New YouTube Metric Measures Artist’s Reach Across all Formats, Including Shorts
YouTube has added YouTube Shorts data to its Analytics for Artists tool. The expanded metric, “Total Reach,” includes how many people an artist’s music is reaching across all formats, including official content uploaded by the artist, long-form videos uploaded by fans, and Shorts. Lyor Cohen, YouTube’s global head of Music, said in a blog post that Shorts increased the average artist’s audience by more than 80% in January 2023, and artists who are active on Shorts saw more than 50% of their new channel subscribers coming directly from their Shorts posts on average.
YouTube Expands Analytics Tool to Include Shorts-Related Data
On March 31st, 2023, YouTube announced that it would expand its Analytics for Artists tool to include data related to YouTube Shorts, a popular feature of the platform. The expanded tool will provide artists and their teams with an overview of how their music is reaching audiences across YouTube, including Shorts, which are 15-second videos that users can create and share.
Prior to this update, the Total Reach metric included only official content uploaded by the artist and long-form videos uploaded by fans. The updated metric will show how many people an artist’s music is reaching across all formats, including Shorts. This new feature will be a valuable tool for artists and their teams as they continue to explore ways to promote their music and increase their audience.
According to Lyor Cohen, YouTube’s global head of Music, fan-created Shorts increased the average artist’s audience of unique viewers by more than 80% in January 2023. Additionally, artists who are active on Shorts saw more than 50% of their new channel subscribers coming directly from their Shorts posts on average.
The company also announced that it would launch a new “Songs” section in its Analytics tool to help artists and their teams see how fans are listening to their music or creating with it, across all video formats. In the new Songs section, artists will see their top songs from the past 28 days and what songs are being most used in Shorts.
Cohen wrote in a blog post, “Shorts are the appetizer to the entrée. They are the entry point, leading fans to discover the depth of an artist’s catalog, including music videos, interviews, live performances, lyric videos, and more.” He cited examples of artists like Rema & Selena Gomez and Oliver Tree, who saw significant increases in viewership after leveraging Shorts to promote their music.

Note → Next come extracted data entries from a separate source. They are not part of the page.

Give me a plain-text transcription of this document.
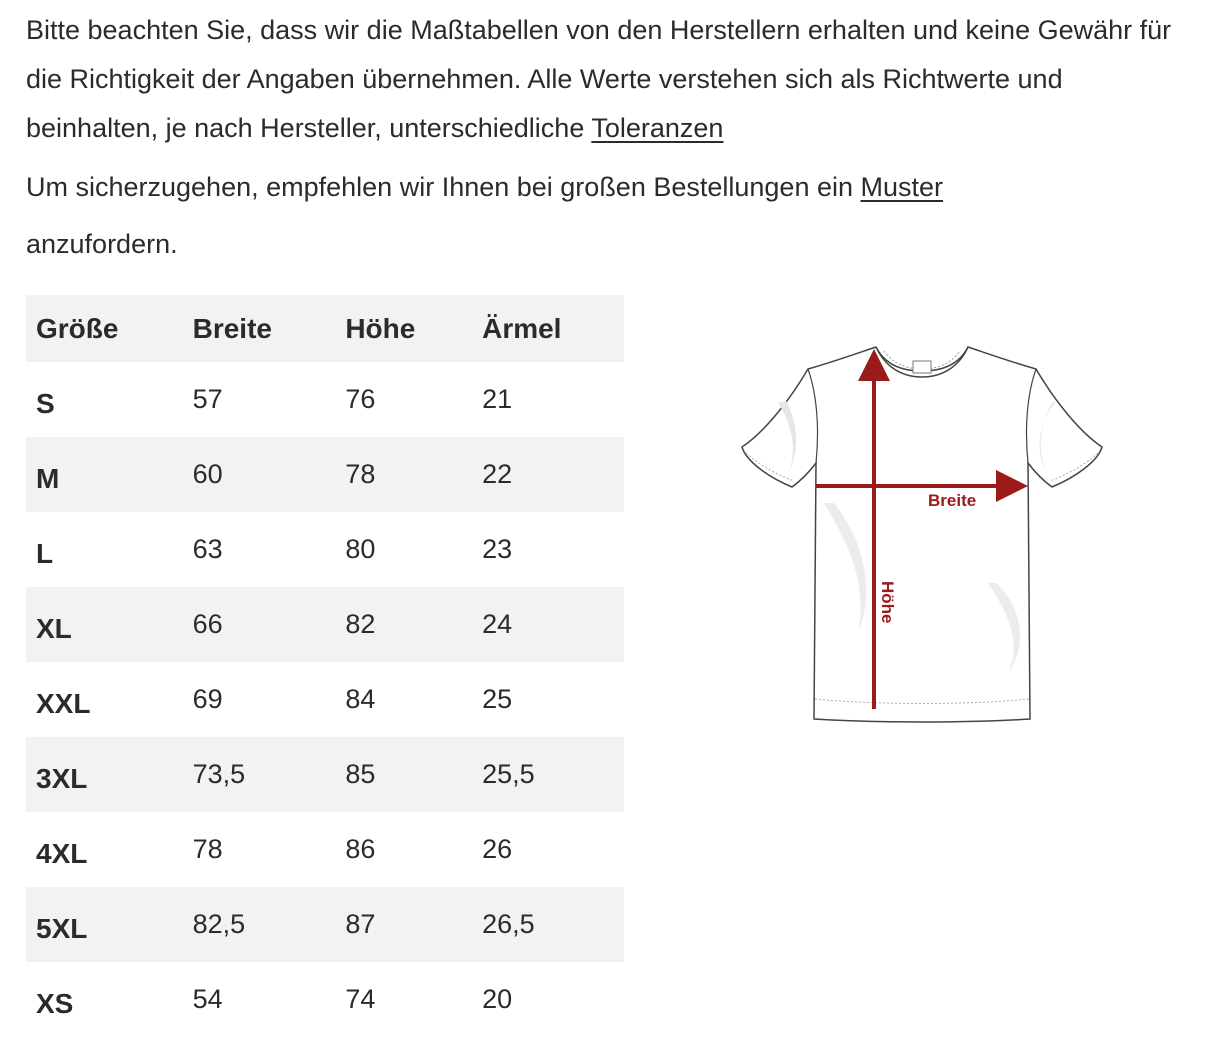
Bitte beachten Sie, dass wir die Maßtabellen von den Herstellern erhalten und keine Gewähr für die Richtigkeit der Angaben übernehmen. Alle Werte verstehen sich als Richtwerte und beinhalten, je nach Hersteller, unterschiedliche Toleranzen

Um sicherzugehen, empfehlen wir Ihnen bei großen Bestellungen ein Muster
anzufordern.

Größe	Breite	Höhe	Ärmel
S	57	76	21
M	60	78	22
L	63	80	23
XL	66	82	24
XXL	69	84	25
3XL	73,5	85	25,5
4XL	78	86	26
5XL	82,5	87	26,5
XS	54	74	20
Breite
Höhe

Rema & Selena Gomez surpassed 60 million unique viewers of their official music videos and Shorts for “Calm Down.” Fans then uploaded Shorts featuring their track, which took viewership to another level, adding 350 million unique viewers in January, an increase of over 500%. Meanwhile, Oliver Tree uploaded 20 Shorts and four long-form videos tied to his song “Miss You,” after which his channel’s monthly viewers increased from six million to 75 million in over four months. Users brought in another 1.8 billion views in January by uploading Shorts featuring the song.
By incorporating YouTube Shorts data to the Total Reach metric, the company may be looking to encourage more artists to use Shorts to promote their new music, which would lead to more daily views of Shorts.
The announcement comes after Google revealed last month that YouTube Shorts are now being watched by more than 1.5 billion logged-in users every month and averaging over 50 billion daily views. Although this is a notable milestone, it’s worth noting that the number of views on Shorts lags on Instagram and Facebook. Last October, Meta said that Reels garnered 140 billion daily views across both social networks.
YouTube has been looking for ways to increase viewership of Shorts. For instance, the company rolled out Shorts on TV last November. The move was seen as a way to help YouTube better challenge TikTok, which had also rolled out its own TV app to various platforms last year.
Overall, the expansion of the Analytics for Artists tool to include Shorts-related data is a positive development for artists and their teams. The increased visibility into how their music is reaching audiences across YouTube will help them make more informed decisions about how to promote their music and grow their audience. As Shorts continue to grow in popularity, it will be interesting to see how YouTube continues to develop and promote the feature, and how artists use it to connect with fans.